Записка была сунута в карман небрежно и скомкалась, но сначала кто-то сложил ее вчетверо, надписал тем же карандашом «Г. К.» и пришпилил кнопкой: в четырех местах виднелись проколы.
— Интересно, числа нет. Но есть что-то вроде подписи. Как ты думаешь, что это — «Л», «П» или «И»?
— Пожалуй, «П», — предположил Шумский.
— Да, на «П» больше похоже, — согласился Быков. — Учтите, записка может быть сегодняшней. Видите, какие сгибы? Как вы думаете, кто ее писал — мужчина, женщина?
— По почерку скорее мужчина, — сказал Изотов.
— Мне тоже так кажется, — сказал Быков, осторожно укладывая записку в планшет. — Ладно, осматривай-те труп.
Убийца стоял сзади, в кустах. Он выстрелил в затылок Красильникову с близкого расстояния — это было видно по рваной ране и по дыре в кепке. Изотов приподнял голову Красильникова, стараясь не встречаться с открытыми, невидящими глазами, и крикнул:
— Свет, Алеша…
Шумский поднес фонарик.
— Что это? Кровь? — спросил Изотов.
На желтой, тщательно выбритой щеке Красильникова заметно проступала темно-красная черта. Шумский достал блокнот, вырвал чистый листок и потер по щеке.
— Нет, не кровь. Губная помада.
— Я так и предположил, — удовлетворенно сказал Изотов. — Это уже кое-что… Выходит, здесь замешана женщина.
— Не торопись с выводами, — проговорил Быков. — Ищите гильзу. И постарайтесь найти пулю.
— Гильза должна быть где-то в кустах, — сказал Шумский, — но Ларионов не пускает, землю бережет, затопчем.

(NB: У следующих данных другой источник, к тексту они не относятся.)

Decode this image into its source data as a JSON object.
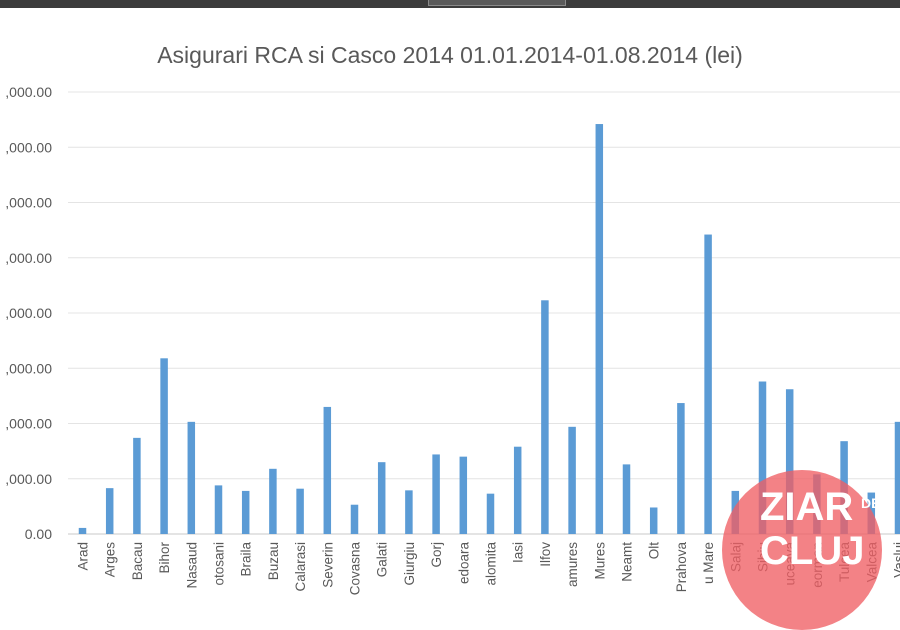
{
  "chart_data": {
    "type": "bar",
    "title": "Asigurari RCA si Casco 2014 01.01.2014-01.08.2014 (lei)",
    "xlabel": "",
    "ylabel": "",
    "ylim": [
      0,
      80000000
    ],
    "yticks": [
      {
        "value": 0,
        "label": "0.00"
      },
      {
        "value": 10000000,
        "label": ",000.00"
      },
      {
        "value": 20000000,
        "label": ",000.00"
      },
      {
        "value": 30000000,
        "label": ",000.00"
      },
      {
        "value": 40000000,
        "label": ",000.00"
      },
      {
        "value": 50000000,
        "label": ",000.00"
      },
      {
        "value": 60000000,
        "label": ",000.00"
      },
      {
        "value": 70000000,
        "label": ",000.00"
      },
      {
        "value": 80000000,
        "label": ",000.00"
      }
    ],
    "grid": true,
    "bar_color": "#5b9bd5",
    "categories": [
      "Arad",
      "Arges",
      "Bacau",
      "Bihor",
      "Nasaud",
      "otosani",
      "Braila",
      "Buzau",
      "Calarasi",
      "Severin",
      "Covasna",
      "Galati",
      "Giurgiu",
      "Gorj",
      "edoara",
      "alomita",
      "Iasi",
      "Ilfov",
      "amures",
      "Mures",
      "Neamt",
      "Olt",
      "Prahova",
      "u Mare",
      "Salaj",
      "Sibiu",
      "uceava",
      "eorman",
      "Tulcea",
      "Valcea",
      "Vaslui"
    ],
    "values": [
      1100000,
      8300000,
      17400000,
      31800000,
      20300000,
      8800000,
      7800000,
      11800000,
      8200000,
      23000000,
      5300000,
      13000000,
      7900000,
      14400000,
      14000000,
      7300000,
      15800000,
      42300000,
      19400000,
      74200000,
      12600000,
      4800000,
      23700000,
      54200000,
      7800000,
      27600000,
      26200000,
      10800000,
      16800000,
      7500000,
      20300000
    ]
  },
  "watermark": {
    "line1": "ZIAR",
    "line1_small": "DE",
    "line2": "CLUJ",
    "color": "#f05a5f"
  }
}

Ларионов, потный, раздосадованный неудачей, снова присел на корточки с Пиратом за скамейкой — там, в кустах, на влажной, пахнущей весной земле довольно четко отпечатались следы ботинок. Пират прерывисто обнюхивал их, потом рванул поводок, и Ларионов, едва успевая за псом, прыжками помчался в сторону, противоположную проспекту. На улице поводок начал слабнуть. Пират завертелся на месте, завилял хвостом и заскулил.
— Ищи, Пират, ищи, ищи, — строгим голосом настойчиво погонял Ларионов, теряя терпение. — Не можешь? Потерял, да? Потерял? Эх ты, псина…
Они вернулись, и не успевший отдышаться Ларионов сказал Быкову, что след прерывается на мостовой, где проезжавшие машины смешали запахи.
— Очень плохо, — проговорил Быков, насупившись.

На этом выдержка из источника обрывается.